Children in Ukraine’s second-largest city of Kharkiv created artworks portraying their experience of war while living underground in the city's metro, where residents found refuge from Russian bombs, during three gruelling months last spring. Their striking artworks are now the subject of an exhibition in Paris that runs through November 4. FRANCE 24 spoke to the show’s organisers during their brief stop in the French capital.
Until barely a week ago, Mykola Kolomiets had never travelled outside his native Ukraine. Two days after landing in Paris, the 39-year-old artist from Kharkiv was still struggling to find his bearings, unnerved by the bustle of the French capital and the roar of planes flying overhead.

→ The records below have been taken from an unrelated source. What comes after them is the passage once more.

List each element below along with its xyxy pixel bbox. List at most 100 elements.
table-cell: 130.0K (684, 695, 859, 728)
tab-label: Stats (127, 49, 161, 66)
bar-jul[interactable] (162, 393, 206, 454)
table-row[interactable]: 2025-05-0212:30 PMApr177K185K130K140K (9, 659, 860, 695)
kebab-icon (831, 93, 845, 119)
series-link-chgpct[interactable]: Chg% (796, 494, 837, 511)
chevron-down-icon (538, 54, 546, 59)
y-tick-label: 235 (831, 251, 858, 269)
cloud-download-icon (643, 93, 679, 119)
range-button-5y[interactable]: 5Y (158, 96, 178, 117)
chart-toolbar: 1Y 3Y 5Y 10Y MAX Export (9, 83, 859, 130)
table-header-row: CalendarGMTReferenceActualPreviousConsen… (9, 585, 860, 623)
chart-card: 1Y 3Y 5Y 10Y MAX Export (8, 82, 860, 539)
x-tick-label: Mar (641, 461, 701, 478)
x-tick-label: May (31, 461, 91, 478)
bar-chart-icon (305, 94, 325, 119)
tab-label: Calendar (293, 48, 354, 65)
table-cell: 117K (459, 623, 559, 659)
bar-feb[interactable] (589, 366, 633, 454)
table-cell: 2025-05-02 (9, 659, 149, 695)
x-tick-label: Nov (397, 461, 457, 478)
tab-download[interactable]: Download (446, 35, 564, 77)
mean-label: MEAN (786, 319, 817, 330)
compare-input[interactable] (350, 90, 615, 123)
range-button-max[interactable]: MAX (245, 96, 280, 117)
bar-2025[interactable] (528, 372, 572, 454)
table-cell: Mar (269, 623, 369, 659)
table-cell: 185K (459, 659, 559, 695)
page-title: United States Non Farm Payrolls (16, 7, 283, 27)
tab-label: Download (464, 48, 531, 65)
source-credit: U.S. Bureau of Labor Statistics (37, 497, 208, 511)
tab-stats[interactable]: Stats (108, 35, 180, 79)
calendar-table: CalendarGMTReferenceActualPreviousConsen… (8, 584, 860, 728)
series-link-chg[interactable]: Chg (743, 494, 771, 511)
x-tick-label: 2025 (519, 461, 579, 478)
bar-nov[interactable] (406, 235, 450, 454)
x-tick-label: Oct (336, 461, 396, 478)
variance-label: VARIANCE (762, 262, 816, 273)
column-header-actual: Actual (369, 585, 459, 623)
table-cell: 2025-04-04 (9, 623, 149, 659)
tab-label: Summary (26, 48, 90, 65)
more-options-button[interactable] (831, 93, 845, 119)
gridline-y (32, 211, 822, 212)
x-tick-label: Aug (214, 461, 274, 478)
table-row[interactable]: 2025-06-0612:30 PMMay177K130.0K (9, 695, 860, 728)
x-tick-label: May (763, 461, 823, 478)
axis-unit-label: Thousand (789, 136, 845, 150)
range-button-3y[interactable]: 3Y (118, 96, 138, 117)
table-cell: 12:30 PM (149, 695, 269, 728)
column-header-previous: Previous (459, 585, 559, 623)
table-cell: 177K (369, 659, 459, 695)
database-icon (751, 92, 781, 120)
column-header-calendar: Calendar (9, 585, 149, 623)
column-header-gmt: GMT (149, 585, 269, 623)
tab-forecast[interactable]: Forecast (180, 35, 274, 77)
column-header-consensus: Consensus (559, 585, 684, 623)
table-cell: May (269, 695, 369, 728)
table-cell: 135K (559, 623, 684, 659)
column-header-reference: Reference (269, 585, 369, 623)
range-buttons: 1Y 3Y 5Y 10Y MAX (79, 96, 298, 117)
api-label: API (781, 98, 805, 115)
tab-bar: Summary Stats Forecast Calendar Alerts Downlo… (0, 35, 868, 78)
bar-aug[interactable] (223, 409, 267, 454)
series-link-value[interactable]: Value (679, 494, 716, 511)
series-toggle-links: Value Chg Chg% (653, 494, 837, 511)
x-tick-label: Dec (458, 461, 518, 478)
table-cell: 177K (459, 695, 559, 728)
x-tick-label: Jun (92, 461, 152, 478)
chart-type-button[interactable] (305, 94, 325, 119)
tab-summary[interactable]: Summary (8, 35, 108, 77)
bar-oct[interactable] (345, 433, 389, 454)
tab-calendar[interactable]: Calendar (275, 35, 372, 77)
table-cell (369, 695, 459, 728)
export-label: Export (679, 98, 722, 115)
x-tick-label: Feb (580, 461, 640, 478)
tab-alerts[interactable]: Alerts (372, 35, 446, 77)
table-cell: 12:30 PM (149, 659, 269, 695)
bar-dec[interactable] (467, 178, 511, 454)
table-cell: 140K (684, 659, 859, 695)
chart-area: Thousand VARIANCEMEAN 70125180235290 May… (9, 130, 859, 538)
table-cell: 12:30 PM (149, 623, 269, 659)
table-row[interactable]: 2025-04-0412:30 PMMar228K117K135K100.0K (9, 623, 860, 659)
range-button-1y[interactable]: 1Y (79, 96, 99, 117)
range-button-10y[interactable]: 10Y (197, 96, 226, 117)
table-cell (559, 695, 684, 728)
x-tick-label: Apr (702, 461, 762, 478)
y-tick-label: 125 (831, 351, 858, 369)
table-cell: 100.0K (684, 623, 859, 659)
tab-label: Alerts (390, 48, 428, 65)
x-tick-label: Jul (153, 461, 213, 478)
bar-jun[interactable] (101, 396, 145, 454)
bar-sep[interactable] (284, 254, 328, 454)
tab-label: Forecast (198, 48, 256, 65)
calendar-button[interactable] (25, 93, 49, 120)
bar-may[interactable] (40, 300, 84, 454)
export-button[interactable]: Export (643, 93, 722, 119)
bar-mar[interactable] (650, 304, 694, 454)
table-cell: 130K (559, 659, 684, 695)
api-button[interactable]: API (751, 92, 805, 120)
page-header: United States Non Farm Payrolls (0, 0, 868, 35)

“At every rumble I feel I need to duck for cover,” he said, speaking through a translator. “But I try to keep this at a distance. I’m here for work.”
Kolomiets is the director of "Aza Nizi Maza", a workshop for artists in Kharkiv. He ventured out of his battle-scarred hometown last week, travelling by bus, train and plane all the way to Paris to showcase the work of children who lived through Russia’s invasion of their homeland.
His exhibition, “Sous terre et sur terre” ("Underground and overground"), which opened on Tuesday at the town hall of the 11th arrondissement (district) of Paris, bears witness to a unique artistic experience he had last spring in Kharkiv’s metro system, where several hundred families had taken refuge at the height of the Russian onslaught.
“In just a few days, the metro had become a proper little city.”